Suppliers Rate U.S. Stimulus A Clunker, Seek Broader Plans
Photo: Tudor Van Hampton / ENR
Equipment makers say infrastructure spending under ARRA has been a disappointment. Meanwhile, Cash for Clunkers is on track to help struggling automakers ring up more than 1 million new vehicles in August.
Photo: NADA
Equipment makers say infrastructure spending under ARRA has been a disappointment. Meanwhile, Cash for Clunkers is on track to help struggling automakers ring up more than 1 million new vehicles in August.

“Misery loves company, but it is still misery,” echoes Ron DeFeo, chairman and CEO of Westport, Conn.-based Terex Corp. In the second quarter, Terex booked a net loss of $77.6 million on $1.3 billion in revenue with 55% fewer sales, in part forcing it to close its plant in Cedar Rapids, Iowa, which opened in 1923. It employed 170 workers. Globally, manufacturers this year have lost $25 billion in sales, “a car company’s worth of revenues,” DeFeo notes. Some categories, such as aerial lifts, are off a ghastly 80%.

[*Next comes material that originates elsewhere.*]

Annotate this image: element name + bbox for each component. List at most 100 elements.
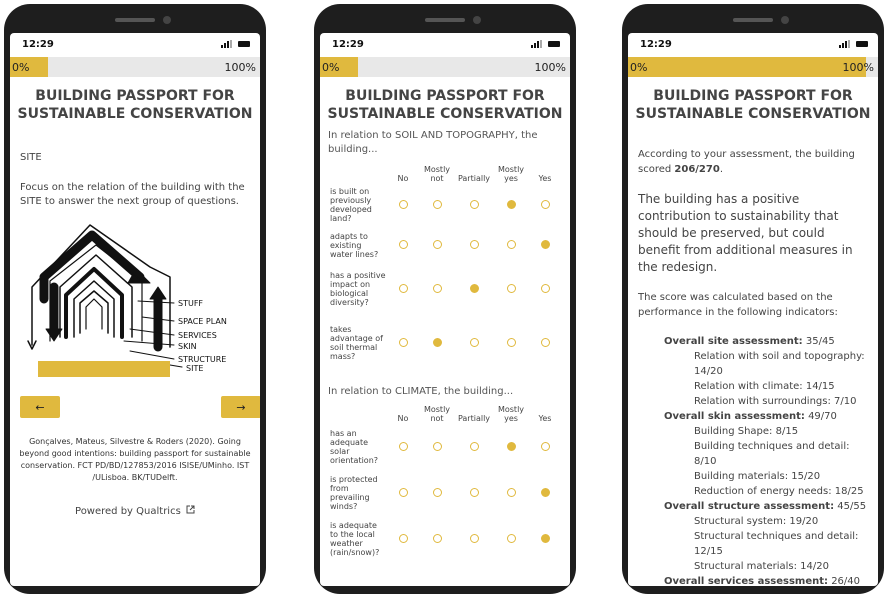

Equipment dealers also are feeling the economic hangover. “A lot of contractors fleeted up in ’04, ’05 and ’06,” explains Mike Pack, president and COO of Henderson, Nev.-based Cat dealer Cashman Equipment. “We had the real high; now we are experiencing the real low.”

Meanwhile, C4C jump-started automakers this summer by offering federal rebates of up to $4,500 to encourage consumers and fleets to trade in old, polluting vehicles in exchange for new, fuel-efficient ones. The program is set to push August new-car and light-truck sales over the one-million mark for the first time in a year, reports J.D. Power & Associates, like ENR, a unit of McGraw-Hill Cos.

Could a construction C4C help boost sales and push fleets to clean up dirty diesels that increasingly are being regulated into extinction? Mark Koznarek, a stock analyst with Cleveland Research Co., responds with another question, “Where is the love for off-highway equipment?”

On the other hand, C4C suffered logistical nightmares—processing logjams that likely would multiply with bigger machines—and may end up freezing purchases tomorrow. “At the end of the day, it is a pull forward of sales,” Koznarek explains. Many industry firms already are sick of stimulus talk, disappointed by congressional lawmakers earmarking less than 10% of the $787-billion ARRA for infrastructure. “What we need to do is reauthorize the highway bill,” DeFeo says, calling for more long-range, federal spending. Pack agrees, noting that ARRA so far has helped Cashman sell only a few backhoes and other small machines. “The only way contractors are going to [buy] is knowing that they are going to have work,” he says.

Ironically, manufacturers this year plan to cash in on stimulus abroad. China’s $585-billion spending package is starting to boost Asia/Pacific sales, Cat says. It forecasts a healthy 8% economic growth there this year. Meanwhile, it predicts the U.S. GDP will fall more than 3%—“the worst peacetime performance since 1938,” says Cat’s most recent earnings report.

Manufacturers and dealers now are looking to late 2010 or early 2011 for a turning point, says Ion Warner, senior director of marketing for Racine, Wis.-based CNH Construction Equipment. He adds that uncertainty still abounds: “I don’t think we have a clear line of sight on when the recovery will occur.”